The decision by the 45-member Nuclear Suppliers Group (NSG) was delayed as 20 member countries want to put a number of amendments to the United States' proposal for a trade exemption and there is pressure on the US to introduce changes to its draft.
'Participating governments exchanged views in a constructive manner and agreed to meet again in the near future to continue their deliberations,' the NSG, which sets international export control standards, said in a short statement.
Participants at the meeting said the next meeting would be held on September 4 and 5, most likely in Vienna.
According to participants of the meeting, members are calling for several provisions in the trade exemption, including halting India's status as a recipient nation, or putting it under review, if India tested another atom bomb.
India has so far been insisting on what its officials call 'a clean exemption.'
'There is no question of India accepting any conditions or any new provision in the draft,' Indian sources were quoted by Indian news agency IANS as saying earlier Friday from Vienna.
But the US indicated there might be amendments to its draft.
'There may be changes in the text. But we will not allow any changes that will impede the process or block cooperation,' US Assistant Secretary of State Richard Boucher was quoted as saying in an interview with Indian broadcaster NDTV in Mumbai.
It was now up to the US to take the conditions proposed by other NSG members and come up with a new draft, a diplomat said.
Green-lighting exports for India's growing nuclear power programme is part of Washington's 2005 nuclear deal with New Delhi, which the US administration wants Congress to ratify before the presidential elections.

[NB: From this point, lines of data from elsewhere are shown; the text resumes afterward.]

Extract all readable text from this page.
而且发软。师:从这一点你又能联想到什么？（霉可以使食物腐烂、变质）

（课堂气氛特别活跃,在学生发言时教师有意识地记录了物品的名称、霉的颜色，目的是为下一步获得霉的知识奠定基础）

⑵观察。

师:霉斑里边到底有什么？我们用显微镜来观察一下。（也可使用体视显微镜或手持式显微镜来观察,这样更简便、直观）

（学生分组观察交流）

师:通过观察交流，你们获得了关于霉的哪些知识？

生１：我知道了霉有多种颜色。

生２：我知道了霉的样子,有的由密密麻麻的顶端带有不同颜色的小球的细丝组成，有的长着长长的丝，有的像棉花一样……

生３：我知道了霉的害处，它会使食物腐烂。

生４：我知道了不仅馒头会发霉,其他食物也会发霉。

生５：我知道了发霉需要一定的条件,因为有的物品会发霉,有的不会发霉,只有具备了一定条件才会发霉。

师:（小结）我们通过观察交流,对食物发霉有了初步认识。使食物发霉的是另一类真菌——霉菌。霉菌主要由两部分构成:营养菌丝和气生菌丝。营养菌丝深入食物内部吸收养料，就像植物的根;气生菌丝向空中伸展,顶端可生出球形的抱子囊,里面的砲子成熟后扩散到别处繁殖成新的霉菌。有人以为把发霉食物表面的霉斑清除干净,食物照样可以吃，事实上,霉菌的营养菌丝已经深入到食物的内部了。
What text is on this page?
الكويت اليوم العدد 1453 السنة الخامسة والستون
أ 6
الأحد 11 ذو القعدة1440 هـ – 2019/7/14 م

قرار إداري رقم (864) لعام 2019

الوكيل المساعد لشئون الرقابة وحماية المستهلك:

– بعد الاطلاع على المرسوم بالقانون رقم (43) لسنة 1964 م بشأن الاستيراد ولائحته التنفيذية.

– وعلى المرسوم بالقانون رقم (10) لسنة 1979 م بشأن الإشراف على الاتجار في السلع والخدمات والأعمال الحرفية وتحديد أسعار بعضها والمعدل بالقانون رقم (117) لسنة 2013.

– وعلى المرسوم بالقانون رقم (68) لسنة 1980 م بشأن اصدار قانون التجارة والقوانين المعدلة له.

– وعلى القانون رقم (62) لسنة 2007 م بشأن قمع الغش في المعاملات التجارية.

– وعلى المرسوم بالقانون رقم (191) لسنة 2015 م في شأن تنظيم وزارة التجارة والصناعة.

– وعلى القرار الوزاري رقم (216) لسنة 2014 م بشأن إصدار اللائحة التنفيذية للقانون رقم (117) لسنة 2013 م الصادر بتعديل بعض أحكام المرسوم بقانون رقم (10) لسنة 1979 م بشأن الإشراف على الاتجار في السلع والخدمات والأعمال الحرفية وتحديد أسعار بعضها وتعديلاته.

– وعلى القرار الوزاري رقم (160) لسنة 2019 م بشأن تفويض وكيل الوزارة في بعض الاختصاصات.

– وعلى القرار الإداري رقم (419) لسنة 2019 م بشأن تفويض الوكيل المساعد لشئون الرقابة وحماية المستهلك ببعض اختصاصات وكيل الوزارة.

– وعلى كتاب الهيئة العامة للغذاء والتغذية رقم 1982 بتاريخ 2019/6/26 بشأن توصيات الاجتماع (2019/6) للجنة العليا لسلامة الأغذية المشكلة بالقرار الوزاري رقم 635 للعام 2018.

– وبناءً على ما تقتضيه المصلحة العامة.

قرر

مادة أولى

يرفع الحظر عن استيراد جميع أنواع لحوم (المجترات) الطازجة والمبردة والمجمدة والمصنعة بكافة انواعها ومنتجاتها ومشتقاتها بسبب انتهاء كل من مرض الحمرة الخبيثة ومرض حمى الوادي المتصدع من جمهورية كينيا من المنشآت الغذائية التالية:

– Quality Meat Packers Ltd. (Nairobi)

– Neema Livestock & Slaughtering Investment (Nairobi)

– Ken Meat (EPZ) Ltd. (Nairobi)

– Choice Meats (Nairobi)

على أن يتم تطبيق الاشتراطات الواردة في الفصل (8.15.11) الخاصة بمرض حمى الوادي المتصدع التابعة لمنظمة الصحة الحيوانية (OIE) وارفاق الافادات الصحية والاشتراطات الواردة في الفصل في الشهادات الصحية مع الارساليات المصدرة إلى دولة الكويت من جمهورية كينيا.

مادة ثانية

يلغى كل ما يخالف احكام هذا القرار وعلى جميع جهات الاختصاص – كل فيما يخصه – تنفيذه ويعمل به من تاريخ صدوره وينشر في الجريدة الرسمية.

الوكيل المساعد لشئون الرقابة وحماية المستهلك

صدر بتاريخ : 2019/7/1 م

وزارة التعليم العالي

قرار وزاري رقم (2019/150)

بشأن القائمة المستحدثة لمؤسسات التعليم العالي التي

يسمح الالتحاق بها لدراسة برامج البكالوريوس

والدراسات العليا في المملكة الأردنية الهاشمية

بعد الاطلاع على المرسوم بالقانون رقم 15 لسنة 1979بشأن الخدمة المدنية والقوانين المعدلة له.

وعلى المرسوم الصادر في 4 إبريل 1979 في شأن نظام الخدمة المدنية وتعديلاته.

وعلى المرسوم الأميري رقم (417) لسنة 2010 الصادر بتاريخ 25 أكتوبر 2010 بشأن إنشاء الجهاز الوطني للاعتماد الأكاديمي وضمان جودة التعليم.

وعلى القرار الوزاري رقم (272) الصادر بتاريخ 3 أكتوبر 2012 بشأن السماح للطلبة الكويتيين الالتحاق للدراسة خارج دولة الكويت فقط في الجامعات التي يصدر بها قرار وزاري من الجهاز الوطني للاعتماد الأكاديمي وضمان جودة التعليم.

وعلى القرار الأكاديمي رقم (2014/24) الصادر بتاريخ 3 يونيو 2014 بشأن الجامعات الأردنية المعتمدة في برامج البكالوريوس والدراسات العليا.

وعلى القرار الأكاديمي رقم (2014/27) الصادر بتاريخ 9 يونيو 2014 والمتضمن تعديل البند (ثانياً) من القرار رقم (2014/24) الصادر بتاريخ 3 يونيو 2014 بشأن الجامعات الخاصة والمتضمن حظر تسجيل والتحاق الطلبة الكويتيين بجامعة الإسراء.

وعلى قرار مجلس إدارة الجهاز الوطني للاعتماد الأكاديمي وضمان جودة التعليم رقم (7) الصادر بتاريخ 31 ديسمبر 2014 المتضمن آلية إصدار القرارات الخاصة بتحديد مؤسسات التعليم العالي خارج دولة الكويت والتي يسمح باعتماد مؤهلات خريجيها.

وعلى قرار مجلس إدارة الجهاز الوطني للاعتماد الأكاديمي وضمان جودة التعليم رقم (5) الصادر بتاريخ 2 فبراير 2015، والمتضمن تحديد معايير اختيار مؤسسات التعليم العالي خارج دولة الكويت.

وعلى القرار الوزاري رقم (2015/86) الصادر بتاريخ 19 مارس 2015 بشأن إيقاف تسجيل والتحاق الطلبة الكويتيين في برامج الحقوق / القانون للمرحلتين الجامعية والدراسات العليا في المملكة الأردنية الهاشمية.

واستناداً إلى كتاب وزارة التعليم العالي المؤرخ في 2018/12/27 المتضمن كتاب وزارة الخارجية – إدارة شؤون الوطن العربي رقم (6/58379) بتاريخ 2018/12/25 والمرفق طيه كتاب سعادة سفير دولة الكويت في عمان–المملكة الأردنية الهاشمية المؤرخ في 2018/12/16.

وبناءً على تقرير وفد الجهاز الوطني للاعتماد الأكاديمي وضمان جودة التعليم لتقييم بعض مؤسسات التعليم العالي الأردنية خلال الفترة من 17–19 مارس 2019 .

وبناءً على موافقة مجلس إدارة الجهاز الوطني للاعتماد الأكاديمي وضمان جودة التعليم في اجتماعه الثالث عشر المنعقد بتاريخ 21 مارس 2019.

Under this deal, India has already agreed to a number of measures, such as separating its nuclear bomb programme from its energy sector, and allowing the International Atomic Energy Agency (IAEA) to inspect civilian reactors.
The Nuclear Suppliers Group was formed in reaction to an Indian bomb test in 1974, which it had built using imported reactor technology.
The US and other NSG members have to decide on a trade waiver before exporting to India because current rules prevent them from supplying countries that have not signed the Nuclear Non- Proliferation Treaty.
Countries including Austria, Ireland, Switzerland and Norway are among the NSG members that are active in pushing for stricter conditions before green-lighting exports of nuclear material and technology to India.